Transport for NSW says that to measure for comfort a large square of fabric must be obtained.

“There is not enough material in a glove to obtain a sample for the thermal comfort measure,” they say.

However, they do test for waterproofing and three pairs of gloves were tested because they were advertised as having this feature.

The highest performing pair are the DriRider Apex 2 unisex gloves, which received a score of eight out of ten for water resistance.

Transport for NSW says there has been “interest from some manufacturers to have their items rated”.

However, all gear rated so far has been obtained through a secretive buying system to guarantee integrity.

Click here to find out how products are selected for rating in secret.

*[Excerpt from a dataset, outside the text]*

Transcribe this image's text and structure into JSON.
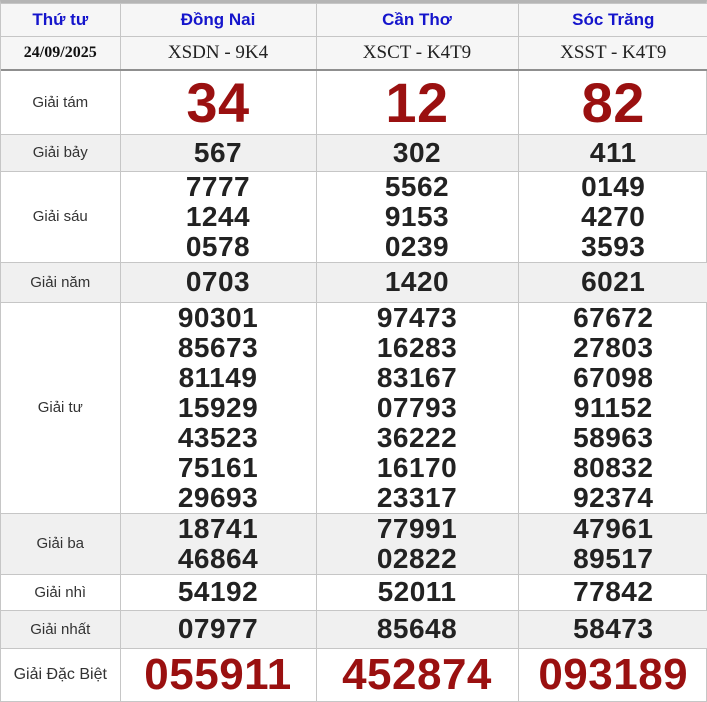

  • MotoCAP is a partnership between Transport for NSW, State Insurance Regulatory Authority (SIRA), VicRoads, Transport Accident Commission (TAC), Royal Automobile Club of Victoria (RACV), Department of Transport and Main Roads (TMR), Motor Accident Insurance Commission (MAIC), Lifetime Support Authority (LSA), Western Australian Police: Road Safety Commission, Department of State Growth, Insurance Australia Group (IAG), Australian Motorcycle Council and Accident Compensation Corporation in New Zealand.
  1. One can only hope that these rating and consumer pressure will cause manufacturers to raise their game. Many have been running under false colours for a long time.
    I for one are referring to them before making new purchases

  2. Having two pairs of Draggin Jeans (thought not the model tested) I thought to myself, hang on, my jeans aren’t as safe as I thought they were? Then I went to the test results and saw the reason. Bad testing.
    Impact protection was marked as Poor because the jeans, while having pockets for impact protectors, wasn’t supplied with them. So why rate them impact performance then? And the abrasion testing doesn’t seem to have weighted results against likely abrasion risk. The testing also clearly states that water resistance was not tested because the product was not advertised as water resistant. Well, they’re not advertised as impact resistant either, yet were rated on that.
    The one glove report I bothered to look at seems equally flawed. How do you get abrasion timings for a material that doesn’t have any coverage?
    Sorry, but I won’t be looking to MotoCAP for any reliable information on safety.

  3. MotoCAP is a (welcome) disaster for motorcycle “safety” wear manufacturers. Most products are being shown to be pretty much useless More power to ’em. A great Aussie initiative and that lady (can’t remember her name) who was instrumental in getting MotoCAP up and running is to be congratulated. A world first which will be shaking things up big time.